Circle has integrated USDC as the default and preferred stablecoin across Lighter’s onchain trading products, a move that embeds the dollar-backed token directly into the exchange’s core operational machinery. The partnership covers spot and perpetual trading, settlement, liquidations, and onboarding flows, elevating USDC from a simple quote asset to the foundational unit of collateral and risk management. The announcement was made on May 5 and underscores a broader industry trend: stablecoins are becoming the settlement base layer for decentralized trading venues, not just auxiliary quote currencies.

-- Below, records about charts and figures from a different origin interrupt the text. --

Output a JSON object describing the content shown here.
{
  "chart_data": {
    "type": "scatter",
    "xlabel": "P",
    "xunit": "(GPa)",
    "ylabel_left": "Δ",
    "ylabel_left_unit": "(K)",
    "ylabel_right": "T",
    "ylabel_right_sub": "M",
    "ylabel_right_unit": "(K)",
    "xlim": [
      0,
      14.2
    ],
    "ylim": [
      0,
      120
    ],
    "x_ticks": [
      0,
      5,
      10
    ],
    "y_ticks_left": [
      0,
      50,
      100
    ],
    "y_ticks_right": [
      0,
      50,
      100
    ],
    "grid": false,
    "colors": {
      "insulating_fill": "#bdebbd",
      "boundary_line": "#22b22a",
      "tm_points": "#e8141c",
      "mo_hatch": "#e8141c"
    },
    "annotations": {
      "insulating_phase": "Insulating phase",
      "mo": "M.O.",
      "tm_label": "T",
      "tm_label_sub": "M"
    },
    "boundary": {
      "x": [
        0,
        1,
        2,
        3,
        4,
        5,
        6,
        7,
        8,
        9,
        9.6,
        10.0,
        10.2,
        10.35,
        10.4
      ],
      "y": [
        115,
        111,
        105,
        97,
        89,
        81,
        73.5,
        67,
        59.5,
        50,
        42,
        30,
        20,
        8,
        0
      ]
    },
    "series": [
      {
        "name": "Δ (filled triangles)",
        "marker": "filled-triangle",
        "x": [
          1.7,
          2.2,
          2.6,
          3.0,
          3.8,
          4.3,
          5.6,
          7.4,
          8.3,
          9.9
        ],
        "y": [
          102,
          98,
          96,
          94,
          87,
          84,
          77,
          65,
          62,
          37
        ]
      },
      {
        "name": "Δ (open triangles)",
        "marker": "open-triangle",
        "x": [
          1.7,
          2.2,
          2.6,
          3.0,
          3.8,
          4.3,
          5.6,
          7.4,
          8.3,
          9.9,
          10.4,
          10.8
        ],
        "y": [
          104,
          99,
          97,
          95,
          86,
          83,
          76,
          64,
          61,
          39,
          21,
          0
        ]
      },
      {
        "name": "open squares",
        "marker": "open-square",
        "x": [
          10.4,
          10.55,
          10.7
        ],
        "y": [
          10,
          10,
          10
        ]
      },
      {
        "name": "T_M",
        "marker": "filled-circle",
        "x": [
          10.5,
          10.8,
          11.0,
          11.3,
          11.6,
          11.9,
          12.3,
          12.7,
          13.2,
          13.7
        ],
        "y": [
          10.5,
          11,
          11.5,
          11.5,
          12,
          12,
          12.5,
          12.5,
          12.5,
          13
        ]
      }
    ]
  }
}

At the same Consensus Miami event, a critical perspective on stablecoin concentration emerged. Ben O’Neill, head of money movement at Bridge (which was acquired by Stripe), argued that the dominance of Tether’s USDT and Circle’s USDC is a “net bad” for the sector. With USDT’s market cap around $189.5 billion and USDC’s around $71 billion, O’Neill said the two giants impose frictions that deter payment companies. He pointed to Tether’s 10‑basis‑point burn fee—unsustainable for high‑volume payments—and Circle’s practice of raising fees as it grows its assets under management. “You need more competition, otherwise they’re going to just keep upping the fees, not share the yield, and make it harder and harder to make it feel like money at each turn,” O’Neill said.
The contrasting developments highlight a duality in the stablecoin market: Circle is deepening USDC’s utility as market infrastructure, while payment firms call for a broader stablecoin ecosystem with specialized, lower‑cost options and efficient swap clearing houses. USDC’s new role on Lighter may enhance its liquidity and demand, but the fee criticism from Bridge raises questions about long‑term scalability for both dominant coins.